REPUBLIKA.CO.ID, JAKARTA -- Mahkamah Konstitusi (MK) memutuskan penghapusan Rintisan Sekolah Berstandar Internasional (RSBI). Selama ini, penerapan program tersebut belum memperlihatkan keunggulan kompetitif yang dilakukan sekolah yang menyandang status tersebut.
"Secara substantif, saya belum melihat keunggulan kompetitif yang dimiliki oleh sekolah RSBI/SBI. Sekolah RSBI/SBI belum memiliki prestasi dan kualitas yang teruji," ujar Ketua Umum (Ketum) Pimpinan Pusat (PP) Pemuda Muhammadiyah, Saleh Partaonan Daulay saat dihubungi di Jakarta, Rabu (9/1).
Selama ini yang terlihat dari RSBI, menurut dia, hanya penampilan fisik sekolah, fasilitas, penggunaan bahasa Inggris, dan hal lainnya yang tidak mendasar. Pengajar FISIP UIN Syarif Hidayatulah Jakarta ini menilai dengan penampilan yang terkesan mentereng jika disandingkan sekolah reguler, prestasi dan kualitas RSBI justru belum terlihat.
"Karena itu, dalam konteks ini, Kementerian Pendidikan dan Kebudayaan diharapkan dapat mengejar kualitas pendidikan yang berstandar nasional, bukan sekedar sekolah berstandar internasional," tutur alumnus Colorado State University, Amerika Serikat itu.
Menurut dia, kualitas anak didik di sekolah-sekolah di seluruh Indonesia harus sama sehingga anak yang belajar di Papua dan Aceh memiliki pengetahuan setara dengan mereka yang belajar di Jakarta. "Dengan begitu, anak-anak Indonesia akan tumbuh dengan pengetahuan dan moral yang memiliki standar yang sama," ujarnya.
Sebelumnya, MK memutuskan mengabulkan permohonan penghapusan RSBI di sekolah-sekolah pemerintah karena bertentangan dengan UUD 1945 dan merupakan bentuk liberalisasi pendidikan.
"Ini merupakan bentuk baru liberalisasi dan dualisme pendidikan serta berpotensi menghilangkan jati diri bangsa dan diskriminasi adanya biaya yang mahal," kata Ketua MK Mahfud MD saat membacakan putusan di Gedung MK, Jakarta, Selasa (8/1)

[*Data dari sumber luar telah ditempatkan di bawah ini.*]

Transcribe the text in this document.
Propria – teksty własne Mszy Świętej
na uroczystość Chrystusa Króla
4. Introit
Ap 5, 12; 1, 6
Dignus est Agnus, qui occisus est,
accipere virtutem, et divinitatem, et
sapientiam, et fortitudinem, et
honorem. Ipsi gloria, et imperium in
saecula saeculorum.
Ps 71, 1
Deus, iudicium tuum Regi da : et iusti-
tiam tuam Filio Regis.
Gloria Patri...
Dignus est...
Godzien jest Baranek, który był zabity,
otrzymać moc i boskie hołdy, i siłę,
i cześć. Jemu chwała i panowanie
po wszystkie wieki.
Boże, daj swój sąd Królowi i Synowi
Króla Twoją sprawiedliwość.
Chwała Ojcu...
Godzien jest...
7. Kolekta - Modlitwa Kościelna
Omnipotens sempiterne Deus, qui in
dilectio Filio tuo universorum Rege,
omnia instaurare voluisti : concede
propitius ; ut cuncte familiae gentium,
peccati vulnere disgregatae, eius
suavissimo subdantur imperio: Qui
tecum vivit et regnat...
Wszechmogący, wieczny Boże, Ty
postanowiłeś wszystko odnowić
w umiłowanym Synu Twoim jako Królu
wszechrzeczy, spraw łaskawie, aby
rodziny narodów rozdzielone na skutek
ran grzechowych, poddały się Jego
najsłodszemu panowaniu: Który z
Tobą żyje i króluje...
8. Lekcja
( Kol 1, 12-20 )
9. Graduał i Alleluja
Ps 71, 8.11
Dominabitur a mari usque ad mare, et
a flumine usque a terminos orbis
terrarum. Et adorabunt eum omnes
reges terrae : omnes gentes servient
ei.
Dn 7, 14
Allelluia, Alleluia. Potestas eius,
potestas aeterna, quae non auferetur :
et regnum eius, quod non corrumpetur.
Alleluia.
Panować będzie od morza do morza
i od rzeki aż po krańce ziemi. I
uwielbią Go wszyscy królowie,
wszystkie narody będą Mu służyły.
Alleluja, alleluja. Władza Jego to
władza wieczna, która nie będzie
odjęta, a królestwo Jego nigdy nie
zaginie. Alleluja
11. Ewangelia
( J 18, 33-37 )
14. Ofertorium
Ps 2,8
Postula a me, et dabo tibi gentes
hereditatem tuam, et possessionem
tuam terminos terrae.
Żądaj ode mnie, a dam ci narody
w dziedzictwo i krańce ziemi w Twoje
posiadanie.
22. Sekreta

MK mengabulkan permohonan sejumlah orang tua murid dan aktivis pendidikan untuk menguji pasal 50 ayat (3) Undang-Undang Nomor 20 Tahun 2003 tentang Sistem Pendidikan nasional yang tidak bisa mengakses satuan pendidikan RSBI dan Sekolah Berstandar Internasional (SBI) karena mahal.
Orang tua murid yang mengajukan 'judicial review' adalah Andi Akbar Fitriyadi, Nadia Masykuria dan Milang Tauhida bersama sejumlah aktivis pendidikan yaitu Juwono, Lodewijk F Paat, Bambang Wisudo dan Febri Antoni Arif.
Penghapusan status RSBI merupakan 'judicial review' keempat terhadap Undang-Undang Sisdiknas yang diajukan dan dikabulkan MK. Sebelumnya MK telah mengabulkan pengujian terhadap adalah pasal 49 tentang anggaran pendidikan, pasal 53 tentang Badan Hukum Publik dan pasal 55 tentang bantuan bagi sekolah swasta.